Last week China Tech Threat and the Coalition for a Prosperous America released the report Silicon Sellout: How Apple’s Partnership with Chinese Military Chip Maker YMTC Threatens American National Security.
Policymakers inside the U.S. government have multiple options to mitigate the damage from a YMTC-Apple deal. Three of them are most important:
1) Restrict technology exports to and imports from YMTC (Best option)
The best, most effective protection of national security restricts U.S. technology exports to and imports from YMTC. This requires three steps: (a) adding YMTC to the Entity List; (b) creating a Foreign Direct Product Rule (FDPR) to prohibit the shipment of YMTC chips to Apple regardless of whether the resulting chips themselves are controlled; and (c) imposing import restrictions on Apple products using YMTC chips per Executive Order 13873 on Securing the Information and Communications Technology and Services Supply Chain.
2) Enforce the Foreign Direct Product Rule
Another means of protecting American national security from YMTC is to restrict it on the likely grounds that it violated the U.S. restrictions on Huawei in the Foreign Direct Product Rule (FDPR). In effect, the FDPR bans the transfers of any American technology to Huawei. If reports that YMTC supplying Huawei are true, YMTC would likely face penalties from the U.S. government.
3) Require Policy Assessment and Audit
Vital policy watchers like the U.S. China Security and Economic Review Commission could conduct an audit of BIS’ activities and effectiveness. Potential negative findings could give Congress momentum to hold hearings on BIS if it were failing to fulfill essential objectives.
Investigative pressure on BIS from Congress would also have the effect of sending a warning signal to American companies that increased scrutiny of BIS could translate into increased scrutiny of their own adherence to the American export control regime. BIS can also wield its own power of audit and investigation.
Perhaps in conjunction with the Central Intelligence Agency, BIS could also conduct an audit of China-based semiconductor supply chains to determine the extent to which U.S. export controls are being violated.
There are several additional options for mitigating the threat:
4) Investigate Forced Labor Prohibitions
If YMTC can be proven to use forced labor in its supply chain, it would warrant a ban on the import of YMTC products into the U.S.
5) Section 1260H
YMTC has extensive ties to the Chinese military.
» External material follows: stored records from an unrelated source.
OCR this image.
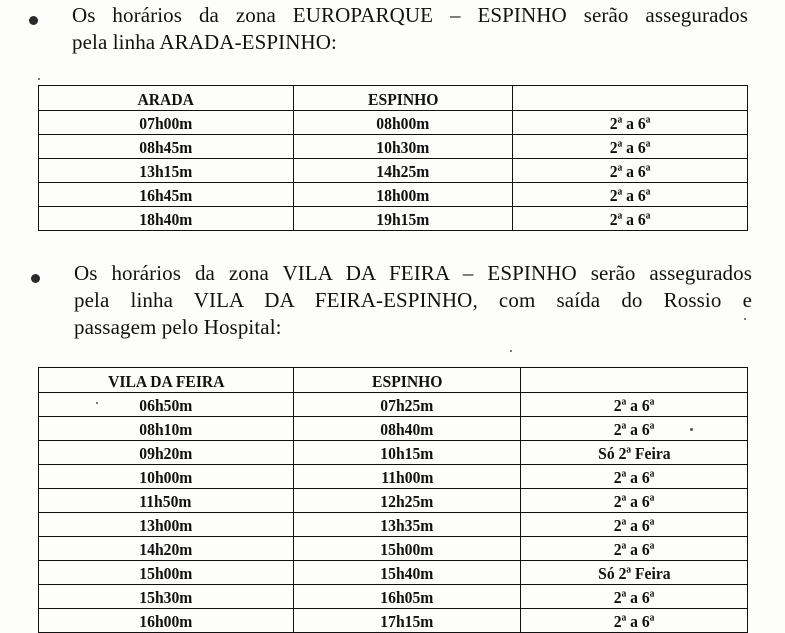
Os horários da zona EUROPARQUE – ESPINHO serão assegurados
pela linha ARADA-ESPINHO:
ARADA	ESPINHO	
07h00m	08h00m	2ª a 6ª
08h45m	10h30m	2ª a 6ª
13h15m	14h25m	2ª a 6ª
16h45m	18h00m	2ª a 6ª
18h40m	19h15m	2ª a 6ª
Os horários da zona VILA DA FEIRA – ESPINHO serão assegurados
pela linha VILA DA FEIRA-ESPINHO, com saída do Rossio e
passagem pelo Hospital:
VILA DA FEIRA	ESPINHO	
06h50m	07h25m	2ª a 6ª
08h10m	08h40m	2ª a 6ª
09h20m	10h15m	Só 2ª Feira
10h00m	11h00m	2ª a 6ª
11h50m	12h25m	2ª a 6ª
13h00m	13h35m	2ª a 6ª
14h20m	15h00m	2ª a 6ª
15h00m	15h40m	Só 2ª Feira
15h30m	16h05m	2ª a 6ª
16h00m	17h15m	2ª a 6ª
The Department of Defense could put the company on the list of Communist Chinese Military Companies (CCMCs), the Chinese entities transferring civilian technologies to the Chinese military.
6) FCC Covered List
Products using YMTC components could be denied equipment authorization in the U.S. under Federal Communication Commission (FCC) rules.
7) Executive Order 13873
The Secretary of Commerce could block the YMTC-Apple deal on national security grounds.
8) Outbound Investment Screening
Congress could enshrine something it has already contemplated, a so-called “reverse CFIUS authority,” to review US outbound investment to specific countries and entities of national security concern. This would strengthen the power to review and restrict American investments or partnerships with dubious entities like YMTC.
Concerned parties inside and outside of the U.S. government have no shortage of tools to tackle YMTC. They just have to use them.